Helga est l’un des 100 enfants qui ont survécu à Auschwitz sur les 15.000 envoyés au camp de concentration de Terezin, au nord de Prague. Au total, entre 1941 et 1945, elle et sa mère ont été envoyées dans quatre camps: Terezin, Auschwitz, Mauthausen et Freiberg.
Le premier était Terezín, où elles ont passé trois ans, dormi à deux ou trois dans un lit qui était vraiment trop petit pour une seule personne, avec peu pour se nourrir et pour se protéger du froid. «Nous n’avions qu’une couverture», explique Helga. « Mais nous nous couvrions avec nos manteaux. Nous étions ensemble et celé nous était d’une grande aide. »
Alors que la guerre était imminente, Helga avait huit ans et commençait à tenir un journal en mots et en images. Les premières pages rappellent la menace croissante nazie: les sirènes, les arrestations, l’expulsion d’enfants juifs des écoles publiques, les adultes – y compris son père – qui perdent leur emploi, l’étoile jaune qui devait être cousue sur les vêtements, etc. « C’était à cause de la situation politique », dit Helga, qu’elle est restée une enfant unique – une décision que son père a fait.
A 12 ans, on l’envoie à Terezin
En décembre 1941, peu de temps après le 12e anniversaire de Helga, les autorités sont venues pour toute la famille. Ils ont été envoyés à Terezin, également connu pendant la guerre par son nom allemand, Theresienstadt. Beaucoup d’oncles et de tantes d’Helga ont été envoyés là-bas aussi. Terezín était essentiellement un vaste camp pour servir de centre de transit pour des dizaines de milliers de juifs envoyés à Auschwitz et Treblinka.
Helga et sa mère n’avaient aucune idée de ce qui les attendait. Elles pensaient que la guerre serait bientôt finie. « Nous étions autorisés à avoir 50kg de bagages, donc nous avons pris nos vêtements et seulement quelque chose d’important pour nous. J’ai pris deux poupées très petites, des aquarelles et des crayons de couleur», dit-elle.
A Terezin, Otto, son père, a été envoyé à la caserne des hommes et Helga est restée avec sa mère. Plus tard, un Kinderheim – un foyer pour enfants – a été mis en place et même si elle avait peur de quitter Irena, Helga a emménagé dans une chambre avec des filles de son âge. Les conditions y étaient un peu meilleures et le groupe « essayait de rester humain et jeune», dit-elle. Elles organisaient des danses et fêtaient des anniversaires et les fêtes religieuses.

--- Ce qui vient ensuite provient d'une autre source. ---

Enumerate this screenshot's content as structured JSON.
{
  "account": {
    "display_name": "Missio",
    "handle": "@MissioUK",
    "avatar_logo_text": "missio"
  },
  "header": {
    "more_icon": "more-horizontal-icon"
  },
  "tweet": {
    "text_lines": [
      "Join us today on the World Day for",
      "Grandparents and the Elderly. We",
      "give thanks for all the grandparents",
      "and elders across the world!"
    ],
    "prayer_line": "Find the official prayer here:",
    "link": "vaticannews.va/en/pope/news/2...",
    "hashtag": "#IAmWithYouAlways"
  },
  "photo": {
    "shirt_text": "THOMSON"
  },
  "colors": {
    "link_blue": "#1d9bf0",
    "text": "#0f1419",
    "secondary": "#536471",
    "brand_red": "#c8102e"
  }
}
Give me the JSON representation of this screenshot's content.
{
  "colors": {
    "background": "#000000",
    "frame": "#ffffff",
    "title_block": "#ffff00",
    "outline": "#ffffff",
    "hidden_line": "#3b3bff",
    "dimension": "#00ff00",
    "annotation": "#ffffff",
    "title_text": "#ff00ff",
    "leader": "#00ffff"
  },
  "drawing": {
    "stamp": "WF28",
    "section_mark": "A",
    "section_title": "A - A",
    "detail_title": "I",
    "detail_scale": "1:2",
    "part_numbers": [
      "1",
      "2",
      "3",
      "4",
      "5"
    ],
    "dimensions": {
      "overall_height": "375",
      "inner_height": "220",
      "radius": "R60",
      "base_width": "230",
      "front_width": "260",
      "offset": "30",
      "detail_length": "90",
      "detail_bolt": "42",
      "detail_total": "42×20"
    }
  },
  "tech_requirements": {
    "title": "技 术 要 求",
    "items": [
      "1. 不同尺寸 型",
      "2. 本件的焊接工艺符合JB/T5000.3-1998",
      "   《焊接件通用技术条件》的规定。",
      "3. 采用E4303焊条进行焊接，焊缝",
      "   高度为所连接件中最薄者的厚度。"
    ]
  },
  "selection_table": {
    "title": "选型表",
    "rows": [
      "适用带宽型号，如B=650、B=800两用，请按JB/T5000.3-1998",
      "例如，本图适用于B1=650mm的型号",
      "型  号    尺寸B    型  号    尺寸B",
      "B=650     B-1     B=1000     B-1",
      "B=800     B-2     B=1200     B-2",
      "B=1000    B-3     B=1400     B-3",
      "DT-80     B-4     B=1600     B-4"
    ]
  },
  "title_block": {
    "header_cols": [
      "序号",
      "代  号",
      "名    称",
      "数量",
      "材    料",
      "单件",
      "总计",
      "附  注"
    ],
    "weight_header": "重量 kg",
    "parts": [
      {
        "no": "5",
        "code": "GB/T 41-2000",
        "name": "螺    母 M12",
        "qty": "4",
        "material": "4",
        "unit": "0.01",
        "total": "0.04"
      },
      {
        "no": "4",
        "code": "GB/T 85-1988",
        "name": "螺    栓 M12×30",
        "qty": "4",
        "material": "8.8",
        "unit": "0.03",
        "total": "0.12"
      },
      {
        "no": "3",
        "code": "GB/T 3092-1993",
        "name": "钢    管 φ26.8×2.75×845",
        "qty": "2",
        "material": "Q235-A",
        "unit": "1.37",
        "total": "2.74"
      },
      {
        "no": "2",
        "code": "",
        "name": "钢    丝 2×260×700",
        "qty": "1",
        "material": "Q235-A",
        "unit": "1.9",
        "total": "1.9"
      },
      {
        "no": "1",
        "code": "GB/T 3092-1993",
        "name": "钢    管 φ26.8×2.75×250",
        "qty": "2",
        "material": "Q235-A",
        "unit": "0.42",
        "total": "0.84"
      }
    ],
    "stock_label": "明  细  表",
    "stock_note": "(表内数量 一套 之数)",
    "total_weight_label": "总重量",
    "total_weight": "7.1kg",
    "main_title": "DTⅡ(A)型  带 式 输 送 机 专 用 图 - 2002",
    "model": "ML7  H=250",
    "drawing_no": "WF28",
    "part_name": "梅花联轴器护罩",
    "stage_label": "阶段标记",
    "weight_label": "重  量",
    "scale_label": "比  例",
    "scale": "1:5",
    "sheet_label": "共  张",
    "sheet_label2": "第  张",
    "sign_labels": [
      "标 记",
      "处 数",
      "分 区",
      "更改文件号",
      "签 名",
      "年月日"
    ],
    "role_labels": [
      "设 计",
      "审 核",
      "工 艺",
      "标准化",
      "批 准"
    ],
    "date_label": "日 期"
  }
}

« Dessine ce que tu vois »
C’est ce que son père lui avait conseillé de faire. Et c’est ce qu’elle fit. Les images montrent des files d’attente pour la nourriture; une salle de bains basique, une fille malade de la tuberculose, la salle d’attente bondée dans la clinique d’urgence, des gens sur des civières, …
Un autre dessin marque l’anniversaire de son amie, Francka. Le dernier dessin est accompagné d’une note disant que Francka est morte à Auschwitz avant son 15e anniversaire.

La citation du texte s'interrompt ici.